### Imports etc

In [None]:
import pandas as pd
import __init__

from _utils import build_challenge_dataframe, filter_df_to_context

### Pretrained model

#### Preprocessing
- Dataset: LeMatBulkUnique structures (April 2025)
  - Database (Material ID), Reduced Formula, CIF
- Deduplicated
- Cleaned for CIF augmentation
- Pushed to Huggingface as c-bone/lematerial_clean

#### **Warning**: Pretraining takes extremely long (3 weeks on 3 24GB GPUs)

In [None]:
# Trained on 2 GPUs
!torchrun --nproc_per_node=2 _train.py \
    --config '_config_files/training/unconditional/lematerial-small.jsonc'

### Fetching Data

Download dataset

In [None]:
# load challenge_set_v1.zip from CrystaLLM
with open('challenge_set_v1.zip', 'rb') as f:
    import zipfile
    with zipfile.ZipFile(f, 'r') as zip_ref:
        zip_ref.extractall('challenge_set_v1')

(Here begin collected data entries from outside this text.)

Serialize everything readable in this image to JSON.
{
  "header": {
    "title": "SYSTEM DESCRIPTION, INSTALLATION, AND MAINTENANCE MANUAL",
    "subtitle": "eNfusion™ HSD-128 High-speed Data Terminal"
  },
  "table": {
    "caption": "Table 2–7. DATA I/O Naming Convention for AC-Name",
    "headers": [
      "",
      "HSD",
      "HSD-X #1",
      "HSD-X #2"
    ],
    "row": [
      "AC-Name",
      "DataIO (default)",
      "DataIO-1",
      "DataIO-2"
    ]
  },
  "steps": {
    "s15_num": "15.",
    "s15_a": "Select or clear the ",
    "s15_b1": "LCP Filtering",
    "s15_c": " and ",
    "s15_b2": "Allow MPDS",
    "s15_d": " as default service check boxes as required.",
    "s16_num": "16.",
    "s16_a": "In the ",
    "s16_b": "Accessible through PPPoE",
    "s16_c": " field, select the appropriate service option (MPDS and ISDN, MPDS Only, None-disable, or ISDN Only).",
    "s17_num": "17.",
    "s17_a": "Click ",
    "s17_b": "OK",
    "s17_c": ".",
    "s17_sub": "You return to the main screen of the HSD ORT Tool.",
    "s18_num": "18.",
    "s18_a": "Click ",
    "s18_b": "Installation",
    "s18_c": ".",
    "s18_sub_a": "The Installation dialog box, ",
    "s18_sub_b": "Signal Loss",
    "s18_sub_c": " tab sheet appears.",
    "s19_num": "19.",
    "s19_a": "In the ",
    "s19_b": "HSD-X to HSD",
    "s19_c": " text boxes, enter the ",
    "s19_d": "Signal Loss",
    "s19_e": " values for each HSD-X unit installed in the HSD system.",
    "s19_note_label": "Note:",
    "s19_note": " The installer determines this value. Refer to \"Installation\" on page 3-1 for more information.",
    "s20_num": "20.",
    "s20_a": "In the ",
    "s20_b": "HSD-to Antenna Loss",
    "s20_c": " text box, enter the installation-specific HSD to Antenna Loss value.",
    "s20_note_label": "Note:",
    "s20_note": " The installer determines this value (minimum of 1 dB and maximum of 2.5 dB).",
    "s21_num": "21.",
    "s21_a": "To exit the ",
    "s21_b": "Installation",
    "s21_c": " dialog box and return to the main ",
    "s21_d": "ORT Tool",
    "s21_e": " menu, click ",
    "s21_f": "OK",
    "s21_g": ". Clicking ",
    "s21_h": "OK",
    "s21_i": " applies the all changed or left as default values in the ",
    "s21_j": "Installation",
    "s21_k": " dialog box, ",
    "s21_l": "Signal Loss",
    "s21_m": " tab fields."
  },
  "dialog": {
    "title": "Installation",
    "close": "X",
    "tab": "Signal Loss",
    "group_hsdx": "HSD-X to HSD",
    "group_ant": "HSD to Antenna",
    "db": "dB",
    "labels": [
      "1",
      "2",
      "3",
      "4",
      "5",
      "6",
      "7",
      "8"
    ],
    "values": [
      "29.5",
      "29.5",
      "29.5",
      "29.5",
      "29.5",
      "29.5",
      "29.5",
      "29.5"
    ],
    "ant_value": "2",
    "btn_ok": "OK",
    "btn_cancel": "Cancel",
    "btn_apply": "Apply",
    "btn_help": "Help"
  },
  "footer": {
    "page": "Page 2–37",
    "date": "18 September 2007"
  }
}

Turn it into a dataframe. We need the CIF column and the Material ID column
> Material ID serves as a unique identifier for each struct needed to assess structure recovery capability

In [None]:
build_challenge_dataframe(
    'artifacts/challenge_set/files',
    'artifacts/challenge_set/true_structs.parquet'
)

### Making the Prompts

Augment the CIFs

In [None]:
!python _utils/_preprocessing/_cleaning.py \
    --input_parquet 'artifacts/challenge_set/true_structs.parquet' \
    --output_parquet 'artifacts/challenge_set/clean.parquet' \
    --num_workers 8

Remove anything above context of pretrained model (hard generation limit)

In [None]:
df = pd.read_parquet('artifacts/challenge_set/clean.parquet')

filtered_df = filter_df_to_context(
    df,
    context=1024,
    cif_column="CIF"
)

print(f"Number of rows before filtering: {len(df)}")
print(f"Number of rows after filtering: {len(filtered_df)}")

filtered_df.to_parquet('artifacts/challenge_set/clean_filtered.parquet', index=False)

### Generating and Metrics - Composition prompting

Make Prompts at level 3, with detailed composition info as per original benchmark

In [None]:
!python _utils/_generating/make_prompts.py \
    --automatic \
    --input_df 'artifacts/challenge_set/clean_filtered.parquet' \
    --cif_column 'CIF' \
    --level 'level_3' \
    --output_parquet 'artifacts/challenge_set/challenge_prompt_test.parquet'

Generate the CIFs (T=0.7, K=10, 100 generation attempts) as per og benchmark

In [None]:
!python _utils/_generating/generate_CIFs.py \
    --config '_config_files/generation/unconditional/lematerial-challenge_eval.jsonc'

Post process to retrieve standardised CIFs

In [None]:
!python _utils/_evaluation_og/postprocess.py \
    --input_parquet '_artifacts/challenge_set/gen_07T10K.parquet' \
    --output_parquet '_artifacts/challenge_set/gen_07T10K_processed.parquet' \
    --num_workers 8

Calculate metrics (how many matches to true structs within the gen structs)

In [None]:
!python _utils/_metrics/challenge_set_metrics.py \
    --input_parquet '_artifacts/challenge_set/gen_07T10K_processed.parquet' \
    --path_to_db '_artifacts/challenge_set/true_structs.parquet' \
    --num_gens 20 \
    --num_workers 16

### Generation and prompting - Composition + Spacegroup Prompting

Same as above but spacegroup info is included in the prompts

In [None]:
!python _utils/_generating/make_prompts.py \
    --automatic \
    --input_df '_artifacts/challenge_set/clean_filtered.parquet' \
    --cif_column 'CIF' \
    --level 'level_4' \
    --output_parquet 'artifacts/challenge_set/challenge_prompt_test_sg.parquet'

In [None]:
!python _utils/_generating/generate_CIFs.py \
    --config '_config_files/generation/unconditional/lematerial-challenge-sg_eval.jsonc'

In [None]:
!python _utils/_evaluation_og/postprocess.py \
    --input_parquet '_artifacts/challenge_set/gen_sg_07T10K.parquet' \
    --output_parquet '_artifacts/challenge_set/gen_sg_07T10K_processed.parquet' \
    --num_workers 8

In [None]:
!python _utils/_metrics/challenge_set_metrics.py \
    --input_parquet '_artifacts/challenge_set/gen_sg_07T10K_processed.parquet' \
    --path_to_db '_artifacts/challenge_set/true_structs.parquet' \
    --num_gens 20 \
    --num_workers 16